Usually, the buoys are easy to find and I’ve learned to approach them at just the right angle for Sachi to grab the line with a paddle handle. This is when I get to work. The line is 100 feet long and that works out to about 55 hand-over-hand pulls to get the trap to the surface. If you’re wondering, that’s 220 pulls, often twice a day. Over the summer, I become stronger in very specific ways.

As the crab pot approaches the surface, it feels a little like Christmas. What is the gift that nature bestowed on us today? I’ve become quite good, on the 53rd or 54th pull, at peering into the water and judging the catch. Some days, it’s possible to tell from weight alone.

Not a big day
Not a big day

I pull the trap into the boat and slide it across the metal rail to Sachi, who opens the trap from the top. Because I already have gloves on, I am usually the one who removes the crab, which can do damage to your fingers if they get ahold of one. So far my fingers remain intact.

Two Dungeness Crabs
Two Dungeness Crabs

Across the four traps on this day, we caught 10 Dungeness crabs and could keep four. That’s because females and small crabs must be returned to the water. We measure male crabs to be sure they meet regulations. The traps also catch many red rock crabs, which are smaller and less meaty, but still delicious. They can grow huge claws and we often keep them when they’re big enough.
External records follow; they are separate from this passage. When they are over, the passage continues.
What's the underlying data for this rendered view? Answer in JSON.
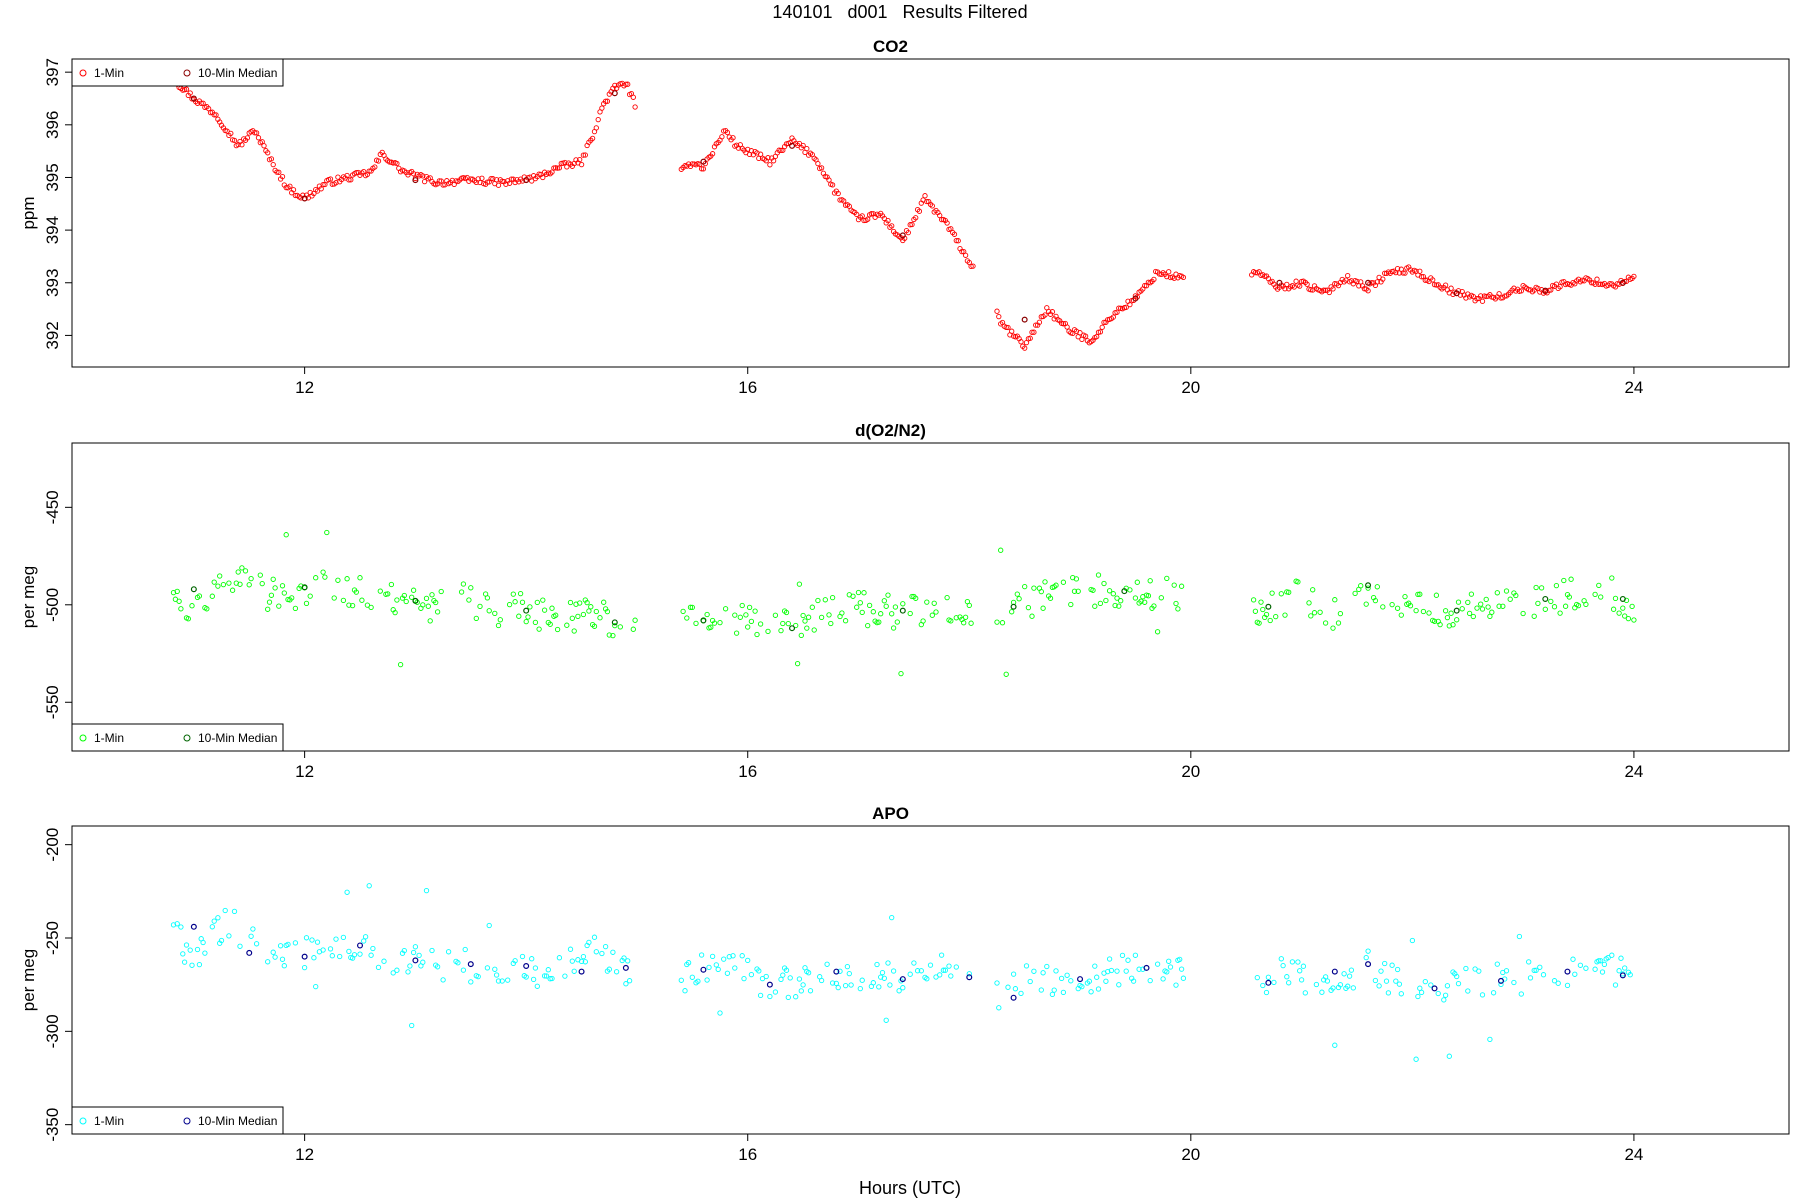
{
  "figure_title": "140101   d001   Results Filtered",
  "chart_data": [
    {
      "type": "scatter",
      "title": "CO2",
      "xlabel": "",
      "ylabel": "ppm",
      "xlim": [
        9.9,
        25.4
      ],
      "ylim": [
        391.4,
        397.25
      ],
      "xticks": [
        12,
        16,
        20,
        24
      ],
      "yticks": [
        392,
        393,
        394,
        395,
        396,
        397
      ],
      "legend": {
        "position": "top-left",
        "entries": [
          "1-Min",
          "10-Min Median"
        ]
      },
      "colors": {
        "one_min": "#ff0000",
        "median": "#8b0000"
      },
      "series": [
        {
          "name": "1-Min",
          "x": [
            10.8,
            11.0,
            11.2,
            11.4,
            11.55,
            11.7,
            11.85,
            12.0,
            12.2,
            12.4,
            12.6,
            12.7,
            12.9,
            13.2,
            13.5,
            13.8,
            14.1,
            14.3,
            14.5,
            14.6,
            14.7,
            14.8,
            14.9,
            15.0,
            15.4,
            15.5,
            15.6,
            15.8,
            15.9,
            16.0,
            16.2,
            16.4,
            16.6,
            16.8,
            17.0,
            17.2,
            17.4,
            17.6,
            17.8,
            18.0,
            18.3,
            18.5,
            18.7,
            18.9,
            19.1,
            19.3,
            19.5,
            19.7,
            19.9,
            20.6,
            20.8,
            21.0,
            21.2,
            21.4,
            21.6,
            21.8,
            22.0,
            22.2,
            22.4,
            22.6,
            22.8,
            23.0,
            23.2,
            23.4,
            23.6,
            23.8,
            24.0
          ],
          "y": [
            396.9,
            396.5,
            396.2,
            395.6,
            395.9,
            395.3,
            394.8,
            394.6,
            394.9,
            395.0,
            395.1,
            395.45,
            395.1,
            394.9,
            394.95,
            394.9,
            395.0,
            395.2,
            395.3,
            395.8,
            396.4,
            396.7,
            396.8,
            396.3,
            395.1,
            395.3,
            395.2,
            395.9,
            395.6,
            395.5,
            395.3,
            395.7,
            395.4,
            394.7,
            394.2,
            394.3,
            393.8,
            394.6,
            394.1,
            393.4,
            392.2,
            391.8,
            392.5,
            392.1,
            391.9,
            392.4,
            392.7,
            393.2,
            393.1,
            393.2,
            392.9,
            393.0,
            392.8,
            393.1,
            392.9,
            393.2,
            393.25,
            393.0,
            392.8,
            392.7,
            392.75,
            392.9,
            392.85,
            393.0,
            393.05,
            392.95,
            393.1
          ]
        },
        {
          "name": "10-Min Median",
          "x": [
            11.0,
            12.0,
            13.0,
            14.0,
            14.8,
            15.6,
            16.4,
            17.4,
            18.5,
            19.5,
            20.8,
            21.6,
            22.4,
            23.2,
            23.9
          ],
          "y": [
            396.5,
            394.6,
            394.95,
            394.95,
            396.6,
            395.3,
            395.6,
            393.9,
            392.3,
            392.7,
            393.0,
            393.0,
            392.8,
            392.85,
            393.0
          ]
        }
      ]
    },
    {
      "type": "scatter",
      "title": "d(O2/N2)",
      "xlabel": "",
      "ylabel": "per meg",
      "xlim": [
        9.9,
        25.4
      ],
      "ylim": [
        -575,
        -417
      ],
      "xticks": [
        12,
        16,
        20,
        24
      ],
      "yticks": [
        -450,
        -500,
        -550
      ],
      "legend": {
        "position": "bottom-left",
        "entries": [
          "1-Min",
          "10-Min Median"
        ]
      },
      "colors": {
        "one_min": "#00ff00",
        "median": "#006400"
      },
      "series": [
        {
          "name": "1-Min",
          "x": [
            10.8,
            11.0,
            11.3,
            11.6,
            11.9,
            12.2,
            12.5,
            12.8,
            13.1,
            13.4,
            13.7,
            14.0,
            14.3,
            14.6,
            14.9,
            15.4,
            15.6,
            15.9,
            16.2,
            16.5,
            16.8,
            17.1,
            17.4,
            17.7,
            18.0,
            18.3,
            18.6,
            18.9,
            19.2,
            19.5,
            19.8,
            20.6,
            20.8,
            21.0,
            21.3,
            21.6,
            21.9,
            22.2,
            22.5,
            22.8,
            23.1,
            23.4,
            23.7,
            24.0
          ],
          "y": [
            -492,
            -505,
            -485,
            -493,
            -498,
            -490,
            -494,
            -497,
            -500,
            -497,
            -502,
            -503,
            -506,
            -504,
            -510,
            -505,
            -508,
            -507,
            -512,
            -509,
            -503,
            -502,
            -504,
            -500,
            -502,
            -503,
            -497,
            -492,
            -493,
            -492,
            -495,
            -502,
            -498,
            -494,
            -505,
            -494,
            -500,
            -503,
            -502,
            -499,
            -498,
            -495,
            -492,
            -500
          ]
        },
        {
          "name": "10-Min Median",
          "x": [
            11.0,
            12.0,
            13.0,
            14.0,
            14.8,
            15.6,
            16.4,
            17.4,
            18.4,
            19.4,
            20.7,
            21.6,
            22.4,
            23.2,
            23.9
          ],
          "y": [
            -492,
            -491,
            -498,
            -503,
            -509,
            -508,
            -512,
            -503,
            -501,
            -493,
            -501,
            -490,
            -503,
            -497,
            -497
          ]
        }
      ]
    },
    {
      "type": "scatter",
      "title": "APO",
      "xlabel": "Hours (UTC)",
      "ylabel": "per meg",
      "xlim": [
        9.9,
        25.4
      ],
      "ylim": [
        -355,
        -190
      ],
      "xticks": [
        12,
        16,
        20,
        24
      ],
      "yticks": [
        -200,
        -250,
        -300,
        -350
      ],
      "legend": {
        "position": "bottom-left",
        "entries": [
          "1-Min",
          "10-Min Median"
        ]
      },
      "colors": {
        "one_min": "#00ffff",
        "median": "#00008b"
      },
      "series": [
        {
          "name": "1-Min",
          "x": [
            10.8,
            11.0,
            11.3,
            11.6,
            11.9,
            12.2,
            12.5,
            12.8,
            13.1,
            13.4,
            13.7,
            14.0,
            14.3,
            14.6,
            14.9,
            15.4,
            15.6,
            15.9,
            16.2,
            16.5,
            16.8,
            17.1,
            17.4,
            17.7,
            18.0,
            18.3,
            18.6,
            18.9,
            19.2,
            19.5,
            19.8,
            20.6,
            20.8,
            21.0,
            21.3,
            21.6,
            21.9,
            22.2,
            22.5,
            22.8,
            23.1,
            23.4,
            23.7,
            24.0
          ],
          "y": [
            -245,
            -262,
            -240,
            -256,
            -262,
            -252,
            -256,
            -262,
            -262,
            -265,
            -264,
            -268,
            -266,
            -258,
            -268,
            -270,
            -268,
            -266,
            -276,
            -272,
            -268,
            -271,
            -272,
            -267,
            -272,
            -282,
            -270,
            -274,
            -268,
            -266,
            -268,
            -275,
            -268,
            -270,
            -280,
            -265,
            -276,
            -277,
            -274,
            -272,
            -271,
            -268,
            -264,
            -272
          ]
        },
        {
          "name": "10-Min Median",
          "x": [
            11.0,
            11.5,
            12.0,
            12.5,
            13.0,
            13.5,
            14.0,
            14.5,
            14.9,
            15.6,
            16.2,
            16.8,
            17.4,
            18.0,
            18.4,
            19.0,
            19.6,
            20.7,
            21.3,
            21.6,
            22.2,
            22.8,
            23.4,
            23.9
          ],
          "y": [
            -244,
            -258,
            -260,
            -254,
            -262,
            -264,
            -265,
            -268,
            -266,
            -267,
            -275,
            -268,
            -272,
            -271,
            -282,
            -272,
            -266,
            -274,
            -268,
            -264,
            -277,
            -273,
            -268,
            -270
          ]
        }
      ]
    }
  ]
}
A red rock crab sporting a big claw
A red rock crab sporting a big claw

Each pot is emptied, restocked with chicken and placed back into the water with intention and hope. We putter back to the marina and tie Short Story to the dock.

These days, I clean the crab on the pier beside our boat. The process is simple and quick. I hold the legs of the crab to the deck and use my other hand to rip off the shell. Then I split the crab down the middle with my hands or a cleat and shake out the innards. Most of the waste ends up back in the water, where it would end up anyway. This has been a huge improvement in our crab process.

When the crabbing is good, we have fresh crab for weeks at a time and it becomes a substantial and delicious source of protein. Once we get home, Sachi boils them in a big pot and places them in the fridge to cool.

fresh crab

Then, she sits at our dining room table and shells them in what I consider a state of zen. The product is a big bowl of delicious crabmeat that, in a restaurant, would cost at least $40 per serving, and a big bowl of shells to dump into the water on the next trip.

The results from multiple crab

When the crabbing is fruitful, we share cooked crab with friends and neighbors. It feels like we’re living off the land, or water. It can be frozen, but there is no replacement for fresh crab.

This summer, we brought home 86 keepers and a few dozen red rocks. That beat last year’s total by about 20. I’m sure that next year, we’ll continue to hone our skills and strategies a bit further and shoot for 100.